Hiver 1815 – Vienne, Empire d'Autriche


Je repose mes lettres sur le bureau. Une de ma mère, une autre d'Ella et une de Niall. Toutes trois arrivées dans le courant de la semaine dernière. Je les relis, quelque fois. Ils me racontent leurs vies à Birmingham, ils me souhaitent de rentrer rapidement, ils me disent qu'il y a un vide dans la maison depuis que je suis parti. C'est presque réconfortant de savoir que la vie ne continue pas totalement sans moi, qu'il y a une part de moi chez eux, une part d'eux chez moi. Nous sommes début février, cela fait déjà trois mois que j'ai quitté le Royaume-Uni en compagnie du prince.

Il y a quelques semaines, j'ai rencontré le fameux duc de Wellington. Un homme intéressant en dépit de toutes les morts qu'il a données pour devenir le héros de guerre qu'il est aujourd'hui.

Je passe devant ma coiffeuse et ajuste mes cheveux d'un coup de main. J'ai rendez-vous avec le duc de Birmingham et Wellington, justement. Ils m'ont informé hier, dans la soirée, qu'ils souhaitaient me parler de l'avenir. Selon le prince, il serait question de me trouver un emploi à Londres, à notre retour.

Je sors de mes appartements et rejoins la réception où nous nous sommes donnés rendez-vous.

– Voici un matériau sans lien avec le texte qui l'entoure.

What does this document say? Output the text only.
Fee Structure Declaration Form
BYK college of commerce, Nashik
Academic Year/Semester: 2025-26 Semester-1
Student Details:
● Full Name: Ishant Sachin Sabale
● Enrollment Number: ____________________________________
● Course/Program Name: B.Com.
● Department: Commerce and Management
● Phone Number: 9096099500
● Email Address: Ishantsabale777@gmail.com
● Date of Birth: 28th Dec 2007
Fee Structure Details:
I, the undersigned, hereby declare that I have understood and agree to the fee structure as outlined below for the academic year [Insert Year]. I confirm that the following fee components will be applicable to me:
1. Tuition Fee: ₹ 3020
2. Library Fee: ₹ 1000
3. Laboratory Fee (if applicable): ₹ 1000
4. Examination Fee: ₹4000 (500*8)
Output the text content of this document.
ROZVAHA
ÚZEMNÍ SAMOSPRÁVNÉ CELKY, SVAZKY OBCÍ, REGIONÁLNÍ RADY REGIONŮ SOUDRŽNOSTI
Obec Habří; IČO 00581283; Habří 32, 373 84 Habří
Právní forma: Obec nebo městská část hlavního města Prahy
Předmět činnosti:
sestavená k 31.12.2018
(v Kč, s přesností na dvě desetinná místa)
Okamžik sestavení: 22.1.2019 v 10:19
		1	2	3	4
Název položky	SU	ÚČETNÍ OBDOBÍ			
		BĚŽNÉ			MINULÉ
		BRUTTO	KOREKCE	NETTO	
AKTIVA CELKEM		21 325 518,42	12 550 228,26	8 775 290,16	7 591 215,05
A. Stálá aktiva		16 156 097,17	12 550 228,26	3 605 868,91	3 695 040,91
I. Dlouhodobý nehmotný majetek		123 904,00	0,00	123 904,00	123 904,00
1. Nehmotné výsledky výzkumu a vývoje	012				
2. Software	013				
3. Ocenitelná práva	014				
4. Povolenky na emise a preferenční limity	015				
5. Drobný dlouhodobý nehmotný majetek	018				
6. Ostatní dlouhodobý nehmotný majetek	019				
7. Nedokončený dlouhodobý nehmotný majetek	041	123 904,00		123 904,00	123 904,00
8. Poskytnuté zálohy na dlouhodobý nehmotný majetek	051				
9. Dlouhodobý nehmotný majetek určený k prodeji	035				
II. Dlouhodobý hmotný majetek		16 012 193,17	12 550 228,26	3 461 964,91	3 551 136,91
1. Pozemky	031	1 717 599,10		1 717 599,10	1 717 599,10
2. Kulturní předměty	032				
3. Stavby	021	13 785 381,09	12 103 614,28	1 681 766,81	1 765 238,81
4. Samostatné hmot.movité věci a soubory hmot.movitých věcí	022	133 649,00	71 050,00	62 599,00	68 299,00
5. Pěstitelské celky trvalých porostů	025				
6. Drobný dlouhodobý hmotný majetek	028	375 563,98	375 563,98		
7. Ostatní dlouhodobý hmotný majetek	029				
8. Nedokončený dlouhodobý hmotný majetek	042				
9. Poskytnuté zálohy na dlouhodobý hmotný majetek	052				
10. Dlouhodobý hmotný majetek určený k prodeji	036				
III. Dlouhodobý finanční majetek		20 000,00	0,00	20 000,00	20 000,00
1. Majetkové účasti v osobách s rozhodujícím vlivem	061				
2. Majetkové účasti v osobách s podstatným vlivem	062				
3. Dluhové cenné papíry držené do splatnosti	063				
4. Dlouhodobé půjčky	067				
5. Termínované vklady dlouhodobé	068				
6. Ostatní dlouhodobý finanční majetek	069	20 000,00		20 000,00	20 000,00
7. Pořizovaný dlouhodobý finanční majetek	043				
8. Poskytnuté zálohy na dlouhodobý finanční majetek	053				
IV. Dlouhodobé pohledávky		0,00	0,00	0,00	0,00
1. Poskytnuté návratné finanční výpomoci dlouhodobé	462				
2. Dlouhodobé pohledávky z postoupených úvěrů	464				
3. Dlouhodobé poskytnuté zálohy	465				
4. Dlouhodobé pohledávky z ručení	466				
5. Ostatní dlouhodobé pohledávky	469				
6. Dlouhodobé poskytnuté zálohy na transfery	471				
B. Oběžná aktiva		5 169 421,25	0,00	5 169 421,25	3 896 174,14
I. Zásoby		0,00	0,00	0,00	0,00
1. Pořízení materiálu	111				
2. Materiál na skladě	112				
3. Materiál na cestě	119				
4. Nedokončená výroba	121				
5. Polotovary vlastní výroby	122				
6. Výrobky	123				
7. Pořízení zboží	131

Les deux hommes sont déjà installés à une table, fumant un cigare.

Je presse le pas.

— Suis-je en retard ?

— Du tout, me rassure le duc de Birmingham. Nous étions en avance. Prenez place, Louis.

Je m'installe avec eux autour de la table. Ils me proposent un cigare que je décline d'un geste de la tête.

— Que pensez-vous du congrès Louis ? M'interroge le duc de Wellington.

Le duc est arrivé à Vienne, il y a deux semaines, pour remplacer l'ancien représentant du Royaume-Uni, le lord Castlereagh. Je me doute qu'il a déjà dû étudier toutes les propositions qui ont été faites. Dès lors, j'ignore pourquoi mon opinion les intéresse.

— Dois-je répondre sincèrement ?

— Nous vous invitons à le faire, sourit le duc de Birmingham.

— C'est un terrible échec.

Le duc de Wellington fronce des sourcils en tirant sur son cigare. Je suppose que ce n'est pas la conclusion qui lui a été apportée par le lord de Castlereagh. Le Royaume-Uni est pour le moment une des grandes gagnantes de ces compromis. Elle a conservé toutes ses colonies et ses bases navales, lui assurant d'être la plus grande puissance maritime du siècle.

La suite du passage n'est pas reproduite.